On the subject of moving averages, the 100 SMA is below the longer-term 200 SMA to indicate that the path of least resistance is to the downside. In other words, the selloff is more likely to gain traction than to reverse. The gap between the indicators is narrowing, though, so bearish pressure might be fading and a bullish crossover might happen soon.
Still, RSI is in the overbought zone to signal exhaustion among buyers, and turning lower could indicate that sellers are regaining the upper hand. Stochastic is also in the overbought region and is starting to head south, so price might follow suit.

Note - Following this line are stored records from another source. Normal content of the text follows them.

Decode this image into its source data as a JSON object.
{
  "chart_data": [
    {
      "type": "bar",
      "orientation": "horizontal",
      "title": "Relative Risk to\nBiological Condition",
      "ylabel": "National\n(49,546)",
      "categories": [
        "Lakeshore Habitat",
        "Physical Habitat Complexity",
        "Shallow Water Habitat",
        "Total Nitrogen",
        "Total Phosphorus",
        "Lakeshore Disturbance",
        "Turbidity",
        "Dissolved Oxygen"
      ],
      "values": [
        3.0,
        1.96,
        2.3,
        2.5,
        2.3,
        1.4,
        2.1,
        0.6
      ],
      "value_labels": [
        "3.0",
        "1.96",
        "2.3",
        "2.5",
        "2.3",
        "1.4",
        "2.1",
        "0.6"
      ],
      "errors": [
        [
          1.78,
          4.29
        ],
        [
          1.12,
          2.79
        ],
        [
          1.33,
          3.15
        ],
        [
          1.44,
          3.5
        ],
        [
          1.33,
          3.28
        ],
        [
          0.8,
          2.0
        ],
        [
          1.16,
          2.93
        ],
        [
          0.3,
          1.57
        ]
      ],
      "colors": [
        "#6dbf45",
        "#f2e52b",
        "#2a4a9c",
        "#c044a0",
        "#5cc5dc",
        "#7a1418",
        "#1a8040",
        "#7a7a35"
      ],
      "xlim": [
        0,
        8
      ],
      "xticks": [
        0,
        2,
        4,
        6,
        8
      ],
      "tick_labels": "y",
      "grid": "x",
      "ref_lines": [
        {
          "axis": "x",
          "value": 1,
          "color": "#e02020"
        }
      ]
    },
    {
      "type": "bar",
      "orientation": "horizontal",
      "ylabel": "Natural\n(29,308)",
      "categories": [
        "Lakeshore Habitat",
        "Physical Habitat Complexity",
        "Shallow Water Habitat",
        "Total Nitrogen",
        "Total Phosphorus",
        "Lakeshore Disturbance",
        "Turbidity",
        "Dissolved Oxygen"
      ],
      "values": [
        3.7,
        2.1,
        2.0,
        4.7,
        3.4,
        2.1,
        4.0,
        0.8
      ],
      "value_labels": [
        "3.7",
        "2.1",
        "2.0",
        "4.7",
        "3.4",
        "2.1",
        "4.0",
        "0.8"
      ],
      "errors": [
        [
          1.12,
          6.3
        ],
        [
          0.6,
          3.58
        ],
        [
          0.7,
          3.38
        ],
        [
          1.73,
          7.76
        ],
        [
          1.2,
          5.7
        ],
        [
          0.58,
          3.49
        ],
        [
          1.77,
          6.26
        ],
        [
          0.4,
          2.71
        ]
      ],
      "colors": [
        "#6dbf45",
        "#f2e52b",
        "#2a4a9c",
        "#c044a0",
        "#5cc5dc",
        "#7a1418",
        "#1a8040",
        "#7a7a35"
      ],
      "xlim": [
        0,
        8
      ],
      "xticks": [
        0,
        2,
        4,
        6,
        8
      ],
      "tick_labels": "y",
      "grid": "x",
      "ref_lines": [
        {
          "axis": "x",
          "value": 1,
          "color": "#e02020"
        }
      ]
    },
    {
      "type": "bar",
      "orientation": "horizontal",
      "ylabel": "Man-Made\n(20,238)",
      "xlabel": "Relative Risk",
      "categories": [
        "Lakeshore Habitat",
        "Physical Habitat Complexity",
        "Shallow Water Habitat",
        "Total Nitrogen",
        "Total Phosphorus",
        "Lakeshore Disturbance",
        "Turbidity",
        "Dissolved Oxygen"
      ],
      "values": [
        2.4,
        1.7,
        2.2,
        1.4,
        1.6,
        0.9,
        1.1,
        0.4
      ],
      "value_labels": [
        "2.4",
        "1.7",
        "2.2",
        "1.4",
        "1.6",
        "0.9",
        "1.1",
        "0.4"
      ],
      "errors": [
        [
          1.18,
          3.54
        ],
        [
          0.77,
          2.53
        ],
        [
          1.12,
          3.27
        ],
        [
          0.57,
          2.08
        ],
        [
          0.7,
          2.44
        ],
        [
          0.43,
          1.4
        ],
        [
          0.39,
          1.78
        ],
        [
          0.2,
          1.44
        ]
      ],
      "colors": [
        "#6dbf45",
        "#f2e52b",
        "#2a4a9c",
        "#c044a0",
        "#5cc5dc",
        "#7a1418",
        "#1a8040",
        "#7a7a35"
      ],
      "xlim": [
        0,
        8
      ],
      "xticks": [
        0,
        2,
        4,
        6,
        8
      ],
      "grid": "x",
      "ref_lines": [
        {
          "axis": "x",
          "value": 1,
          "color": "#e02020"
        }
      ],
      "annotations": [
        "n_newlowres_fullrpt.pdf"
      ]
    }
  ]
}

Strengthening demand and lower output forecasts are propping natural gas prices higher these days, supporting the so-called seasonal bounce around this time of the year. The hurricane season in the US might lead to some outages or shutdowns in key areas, which could dampen production, while cooling weather conditions support purchases of heating commodities.
At the same time, improving risk sentiment has been positive for commodities in the past week. The US and China appear to be making trade concessions, thereby improving business outlook and demand in the near future. Apart from that, the dovish tilt of most major central banks is also supporting risk-taking as investors anticipate stronger lending and spending with low interest rates.